Your teacher asks: "What does this source actually say?"
You open it. The page exists. But it doesn't say what the AI said it said. It's a general overview page. The specific claim, the one you cited, isn't there.
This is the gap AI source checking is designed to find.
The problem usually starts after the first good-looking answer
Students are already using AI to brainstorm, summarize, translate, compare ideas, and get unstuck. Pretending that does not happen is not useful.
The risky moment comes later, when the answer looks good enough to paste into notes, an essay outline, or a slide deck. A clean citation list can feel like permission to stop checking.
The risky part is not always missing citations
A missing citation is easy to notice. A weak citation that looks real is harder.
AI answers can include links, source cards, DOI-like strings, report names, or institutional pages. Some are strong. Some are only loosely related. Some are general web pages. Some are invalid. Some cite the AI company's own ecosystem as if it were a neutral source.
You are not just asking, "Does this answer have citations?" You are asking, "What kind of sources is this answer relying on, and can I explain why they belong here?"
AI literacy is becoming part of the work
Schools are increasingly talking about AI literacy, not just AI bans. The important question is not only whether a student used AI, but whether they can name what they used, keep track of the process, and explain how they checked the result.
The same pressure is showing up in research publishing. arXiv has tightened moderation and endorsement practices in response to low-quality AI-assisted submissions, and reporting on arXiv enforcement has highlighted fabricated references and unreviewed AI-generated text as concrete risks.

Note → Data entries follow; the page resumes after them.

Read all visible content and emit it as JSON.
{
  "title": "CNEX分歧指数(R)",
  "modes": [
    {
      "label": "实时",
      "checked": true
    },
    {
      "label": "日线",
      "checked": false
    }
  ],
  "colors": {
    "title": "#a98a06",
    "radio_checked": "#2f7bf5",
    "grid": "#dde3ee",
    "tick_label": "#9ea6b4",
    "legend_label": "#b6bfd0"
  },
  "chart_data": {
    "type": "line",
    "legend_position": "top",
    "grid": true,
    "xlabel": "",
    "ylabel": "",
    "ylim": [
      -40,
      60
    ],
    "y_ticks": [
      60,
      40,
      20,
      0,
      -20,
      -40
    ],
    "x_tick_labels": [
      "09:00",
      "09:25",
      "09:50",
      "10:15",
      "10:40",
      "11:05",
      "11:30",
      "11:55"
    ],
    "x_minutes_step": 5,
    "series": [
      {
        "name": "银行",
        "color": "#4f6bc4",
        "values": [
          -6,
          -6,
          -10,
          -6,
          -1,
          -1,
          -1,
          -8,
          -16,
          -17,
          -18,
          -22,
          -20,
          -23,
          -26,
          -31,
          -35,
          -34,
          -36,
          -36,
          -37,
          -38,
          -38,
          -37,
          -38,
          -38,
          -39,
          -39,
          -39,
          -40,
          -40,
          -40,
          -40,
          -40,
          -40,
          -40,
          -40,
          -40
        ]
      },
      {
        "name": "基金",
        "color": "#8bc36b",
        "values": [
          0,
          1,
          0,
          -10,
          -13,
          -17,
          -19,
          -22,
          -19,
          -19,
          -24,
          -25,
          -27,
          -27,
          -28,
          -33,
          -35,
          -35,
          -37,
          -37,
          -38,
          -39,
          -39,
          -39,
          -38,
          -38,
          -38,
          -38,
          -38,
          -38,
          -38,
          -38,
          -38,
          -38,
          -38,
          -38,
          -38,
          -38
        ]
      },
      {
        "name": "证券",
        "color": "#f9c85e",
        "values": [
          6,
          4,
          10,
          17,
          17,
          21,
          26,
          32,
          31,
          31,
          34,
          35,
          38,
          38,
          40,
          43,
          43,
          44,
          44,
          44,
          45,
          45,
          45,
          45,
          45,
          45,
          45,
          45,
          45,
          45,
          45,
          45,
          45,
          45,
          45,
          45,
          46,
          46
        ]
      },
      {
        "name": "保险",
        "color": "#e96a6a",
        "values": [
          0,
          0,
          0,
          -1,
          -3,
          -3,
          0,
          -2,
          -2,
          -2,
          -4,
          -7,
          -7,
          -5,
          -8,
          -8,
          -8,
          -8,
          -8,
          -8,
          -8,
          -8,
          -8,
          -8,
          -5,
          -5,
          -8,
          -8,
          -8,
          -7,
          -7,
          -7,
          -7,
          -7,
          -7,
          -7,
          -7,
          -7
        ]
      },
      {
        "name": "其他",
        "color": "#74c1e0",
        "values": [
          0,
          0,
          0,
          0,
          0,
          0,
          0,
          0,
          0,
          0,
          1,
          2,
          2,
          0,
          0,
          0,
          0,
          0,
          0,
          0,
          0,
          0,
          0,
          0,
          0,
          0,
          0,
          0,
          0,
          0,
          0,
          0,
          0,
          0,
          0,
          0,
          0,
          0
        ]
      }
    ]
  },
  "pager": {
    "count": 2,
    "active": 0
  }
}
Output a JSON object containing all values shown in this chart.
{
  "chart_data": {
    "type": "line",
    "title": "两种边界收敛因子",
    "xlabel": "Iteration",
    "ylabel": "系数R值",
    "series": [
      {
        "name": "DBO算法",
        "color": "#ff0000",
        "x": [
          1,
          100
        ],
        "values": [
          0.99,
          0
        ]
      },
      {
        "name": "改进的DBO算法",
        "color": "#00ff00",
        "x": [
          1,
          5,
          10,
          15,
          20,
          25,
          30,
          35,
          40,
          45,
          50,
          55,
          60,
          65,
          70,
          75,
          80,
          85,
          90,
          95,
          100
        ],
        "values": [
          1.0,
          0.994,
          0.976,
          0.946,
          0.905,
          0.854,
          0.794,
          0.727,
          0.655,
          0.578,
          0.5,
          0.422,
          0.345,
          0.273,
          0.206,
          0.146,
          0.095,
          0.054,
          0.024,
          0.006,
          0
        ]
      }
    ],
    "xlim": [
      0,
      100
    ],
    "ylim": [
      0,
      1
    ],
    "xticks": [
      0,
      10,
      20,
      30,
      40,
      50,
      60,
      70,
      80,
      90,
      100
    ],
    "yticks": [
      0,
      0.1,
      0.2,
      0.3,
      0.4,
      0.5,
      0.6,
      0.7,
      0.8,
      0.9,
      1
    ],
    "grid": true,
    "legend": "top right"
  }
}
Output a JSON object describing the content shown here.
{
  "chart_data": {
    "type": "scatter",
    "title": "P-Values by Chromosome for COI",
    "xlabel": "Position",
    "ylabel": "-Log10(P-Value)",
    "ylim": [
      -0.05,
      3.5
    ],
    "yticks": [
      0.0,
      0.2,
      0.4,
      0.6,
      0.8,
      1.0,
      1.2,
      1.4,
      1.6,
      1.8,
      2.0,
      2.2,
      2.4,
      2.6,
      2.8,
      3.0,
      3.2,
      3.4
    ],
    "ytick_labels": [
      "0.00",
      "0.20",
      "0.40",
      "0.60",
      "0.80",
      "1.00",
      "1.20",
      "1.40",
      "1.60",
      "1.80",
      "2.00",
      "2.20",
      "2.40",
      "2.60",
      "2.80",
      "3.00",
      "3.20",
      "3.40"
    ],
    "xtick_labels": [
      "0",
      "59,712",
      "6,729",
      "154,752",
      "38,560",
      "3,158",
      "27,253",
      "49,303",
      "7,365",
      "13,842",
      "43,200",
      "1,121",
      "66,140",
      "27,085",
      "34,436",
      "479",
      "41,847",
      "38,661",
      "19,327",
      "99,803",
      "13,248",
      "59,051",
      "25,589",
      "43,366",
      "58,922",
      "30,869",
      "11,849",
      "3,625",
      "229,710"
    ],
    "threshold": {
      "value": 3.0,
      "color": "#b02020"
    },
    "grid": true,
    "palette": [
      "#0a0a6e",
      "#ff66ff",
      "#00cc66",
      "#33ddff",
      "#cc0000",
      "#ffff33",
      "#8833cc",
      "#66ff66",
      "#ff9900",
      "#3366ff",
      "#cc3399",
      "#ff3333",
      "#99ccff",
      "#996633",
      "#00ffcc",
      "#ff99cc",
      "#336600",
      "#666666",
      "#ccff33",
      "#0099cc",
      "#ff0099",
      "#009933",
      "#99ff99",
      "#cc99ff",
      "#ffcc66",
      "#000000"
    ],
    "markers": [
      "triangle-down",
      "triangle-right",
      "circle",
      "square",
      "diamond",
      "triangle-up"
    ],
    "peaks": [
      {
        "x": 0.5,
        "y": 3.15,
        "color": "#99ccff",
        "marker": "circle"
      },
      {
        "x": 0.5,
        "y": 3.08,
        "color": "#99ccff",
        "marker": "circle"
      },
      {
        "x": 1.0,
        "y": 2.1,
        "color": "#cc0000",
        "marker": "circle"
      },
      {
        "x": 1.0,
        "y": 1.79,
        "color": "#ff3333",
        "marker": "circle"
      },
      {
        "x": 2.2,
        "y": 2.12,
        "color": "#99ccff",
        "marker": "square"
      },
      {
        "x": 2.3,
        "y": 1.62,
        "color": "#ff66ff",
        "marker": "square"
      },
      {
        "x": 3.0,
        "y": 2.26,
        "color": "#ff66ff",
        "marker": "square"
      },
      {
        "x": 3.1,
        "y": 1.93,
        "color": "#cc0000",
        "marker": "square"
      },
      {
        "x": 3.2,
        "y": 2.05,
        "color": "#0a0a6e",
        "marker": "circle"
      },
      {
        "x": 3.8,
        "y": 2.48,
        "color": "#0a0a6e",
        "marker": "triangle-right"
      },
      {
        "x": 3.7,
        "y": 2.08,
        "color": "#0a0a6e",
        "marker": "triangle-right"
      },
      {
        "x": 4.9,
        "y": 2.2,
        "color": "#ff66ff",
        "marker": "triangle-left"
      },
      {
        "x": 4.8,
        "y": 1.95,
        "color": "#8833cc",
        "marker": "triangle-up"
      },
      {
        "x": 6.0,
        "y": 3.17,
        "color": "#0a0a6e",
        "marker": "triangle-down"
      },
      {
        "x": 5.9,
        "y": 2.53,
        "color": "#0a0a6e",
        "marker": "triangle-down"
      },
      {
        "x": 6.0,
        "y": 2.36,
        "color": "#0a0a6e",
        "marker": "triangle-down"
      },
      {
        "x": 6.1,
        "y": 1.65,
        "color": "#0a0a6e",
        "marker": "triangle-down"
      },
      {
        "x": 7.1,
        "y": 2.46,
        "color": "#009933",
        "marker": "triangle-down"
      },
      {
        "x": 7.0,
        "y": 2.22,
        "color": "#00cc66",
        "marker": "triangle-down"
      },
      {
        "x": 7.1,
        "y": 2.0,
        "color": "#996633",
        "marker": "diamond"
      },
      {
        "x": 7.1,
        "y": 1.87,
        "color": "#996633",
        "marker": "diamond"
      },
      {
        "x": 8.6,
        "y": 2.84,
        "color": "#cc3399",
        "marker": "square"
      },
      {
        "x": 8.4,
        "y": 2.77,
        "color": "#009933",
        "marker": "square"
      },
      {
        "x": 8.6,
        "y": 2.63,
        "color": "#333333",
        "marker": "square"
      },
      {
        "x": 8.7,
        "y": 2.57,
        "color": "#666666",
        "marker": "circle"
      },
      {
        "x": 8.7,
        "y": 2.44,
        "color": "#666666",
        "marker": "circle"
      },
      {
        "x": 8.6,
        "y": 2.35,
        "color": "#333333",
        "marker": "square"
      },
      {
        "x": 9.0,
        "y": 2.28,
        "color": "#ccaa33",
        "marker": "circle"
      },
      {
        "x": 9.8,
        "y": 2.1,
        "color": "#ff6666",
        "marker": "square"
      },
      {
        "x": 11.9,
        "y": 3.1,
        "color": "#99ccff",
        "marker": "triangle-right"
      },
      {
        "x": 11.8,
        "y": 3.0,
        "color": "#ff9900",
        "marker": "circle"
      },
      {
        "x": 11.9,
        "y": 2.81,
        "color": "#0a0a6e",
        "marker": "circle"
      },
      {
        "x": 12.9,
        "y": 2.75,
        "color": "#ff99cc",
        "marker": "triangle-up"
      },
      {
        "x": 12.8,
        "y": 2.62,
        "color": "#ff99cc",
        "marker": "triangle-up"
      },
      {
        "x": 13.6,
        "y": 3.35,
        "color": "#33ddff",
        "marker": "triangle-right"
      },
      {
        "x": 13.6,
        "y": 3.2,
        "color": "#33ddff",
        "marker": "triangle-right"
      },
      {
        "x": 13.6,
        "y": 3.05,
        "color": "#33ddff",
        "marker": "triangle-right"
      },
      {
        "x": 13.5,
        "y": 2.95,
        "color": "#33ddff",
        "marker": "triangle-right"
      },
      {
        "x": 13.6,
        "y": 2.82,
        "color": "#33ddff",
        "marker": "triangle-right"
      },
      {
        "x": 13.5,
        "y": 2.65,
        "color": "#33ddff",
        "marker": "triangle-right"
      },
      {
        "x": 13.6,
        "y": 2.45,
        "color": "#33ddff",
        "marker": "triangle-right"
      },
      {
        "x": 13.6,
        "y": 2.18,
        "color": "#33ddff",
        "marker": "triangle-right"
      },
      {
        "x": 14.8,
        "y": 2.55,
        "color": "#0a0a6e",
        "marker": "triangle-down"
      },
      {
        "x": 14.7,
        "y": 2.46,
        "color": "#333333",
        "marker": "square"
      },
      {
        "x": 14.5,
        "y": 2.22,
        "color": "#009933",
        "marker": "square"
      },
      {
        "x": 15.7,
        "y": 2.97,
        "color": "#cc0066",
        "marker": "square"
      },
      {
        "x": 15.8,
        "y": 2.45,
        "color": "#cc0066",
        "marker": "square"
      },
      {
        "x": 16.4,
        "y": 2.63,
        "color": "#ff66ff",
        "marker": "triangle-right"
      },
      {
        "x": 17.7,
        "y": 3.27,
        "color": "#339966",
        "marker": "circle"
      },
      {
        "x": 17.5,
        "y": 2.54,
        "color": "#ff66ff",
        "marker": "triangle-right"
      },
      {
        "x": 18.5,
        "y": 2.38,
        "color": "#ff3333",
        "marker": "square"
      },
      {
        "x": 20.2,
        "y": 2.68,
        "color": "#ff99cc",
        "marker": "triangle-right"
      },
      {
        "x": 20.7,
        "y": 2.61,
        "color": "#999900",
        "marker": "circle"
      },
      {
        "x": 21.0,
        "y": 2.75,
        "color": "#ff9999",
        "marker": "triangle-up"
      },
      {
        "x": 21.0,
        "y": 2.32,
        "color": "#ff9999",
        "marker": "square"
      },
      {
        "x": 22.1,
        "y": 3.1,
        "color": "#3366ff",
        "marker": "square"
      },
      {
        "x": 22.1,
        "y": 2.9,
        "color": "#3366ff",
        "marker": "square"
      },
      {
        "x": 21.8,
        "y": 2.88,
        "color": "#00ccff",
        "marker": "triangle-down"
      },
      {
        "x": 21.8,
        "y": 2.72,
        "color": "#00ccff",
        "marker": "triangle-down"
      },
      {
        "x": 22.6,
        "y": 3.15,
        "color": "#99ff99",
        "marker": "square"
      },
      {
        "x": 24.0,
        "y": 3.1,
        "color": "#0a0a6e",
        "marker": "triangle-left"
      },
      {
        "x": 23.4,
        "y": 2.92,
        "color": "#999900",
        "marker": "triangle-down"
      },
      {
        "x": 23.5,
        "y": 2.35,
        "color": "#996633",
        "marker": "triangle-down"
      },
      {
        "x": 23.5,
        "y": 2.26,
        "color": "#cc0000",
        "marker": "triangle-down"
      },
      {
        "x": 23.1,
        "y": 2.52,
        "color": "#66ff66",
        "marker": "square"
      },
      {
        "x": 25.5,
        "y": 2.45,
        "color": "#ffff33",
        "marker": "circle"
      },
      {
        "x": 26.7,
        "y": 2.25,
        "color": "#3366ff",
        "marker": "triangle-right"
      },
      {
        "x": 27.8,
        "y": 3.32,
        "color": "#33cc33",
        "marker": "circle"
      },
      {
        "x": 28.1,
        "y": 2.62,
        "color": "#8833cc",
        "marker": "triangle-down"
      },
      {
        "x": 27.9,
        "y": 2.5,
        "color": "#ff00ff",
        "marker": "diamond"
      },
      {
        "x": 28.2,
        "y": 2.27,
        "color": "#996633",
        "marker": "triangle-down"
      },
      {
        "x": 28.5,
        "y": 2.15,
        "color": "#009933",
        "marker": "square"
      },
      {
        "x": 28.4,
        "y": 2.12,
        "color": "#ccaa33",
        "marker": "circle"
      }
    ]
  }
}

For students, the lesson is simpler: if AI helped produce the answer, you still need to know what sources it used and whether those sources support the claim.
A simple way to stay in the loop
- Ask the AI for original sources, not just summaries. Prefer official documents, peer-reviewed papers, primary data, DOI links, PubMed pages, arXiv IDs, or institutional sources.
- Run AI FactScan on the answer's citation block and review the A-F source mix.
- Open weak or questionable sources before using them. If the source does not support the claim, ask for a better citation or remove the claim.
How to read the grades as a student
- Mostly A/B: a better starting point, but still read the source before quoting it.
- Mostly C: useful for background, but risky as final evidence in schoolwork.
- Any D/F: stop and check. Do not paste the claim into an assignment until the source is replaced or verified.
- No real source: treat the claim as unsupported.
AI FactScan does not make the judgment for you. It shows you where your judgment is needed.
A prompt students can reuse
When the sources look weak, paste something like this into your AI tool:
For every factual claim, provide the original source URL, DOI, PubMed page, arXiv ID, or official document. If you cannot find a strong source, say so clearly instead of guessing.
What teachers usually care about
Most teachers are not only asking whether you used AI. They are asking whether you understand what you submitted.
If you cannot explain where a source came from, why it is credible, and how it supports your sentence, the AI did too much of the work for you.
Move faster, but keep your hands on the evidence
AI can help you move faster. Source checking helps you stay in the loop. The goal is not to avoid AI; the goal is to avoid handing in an answer whose evidence you never inspected.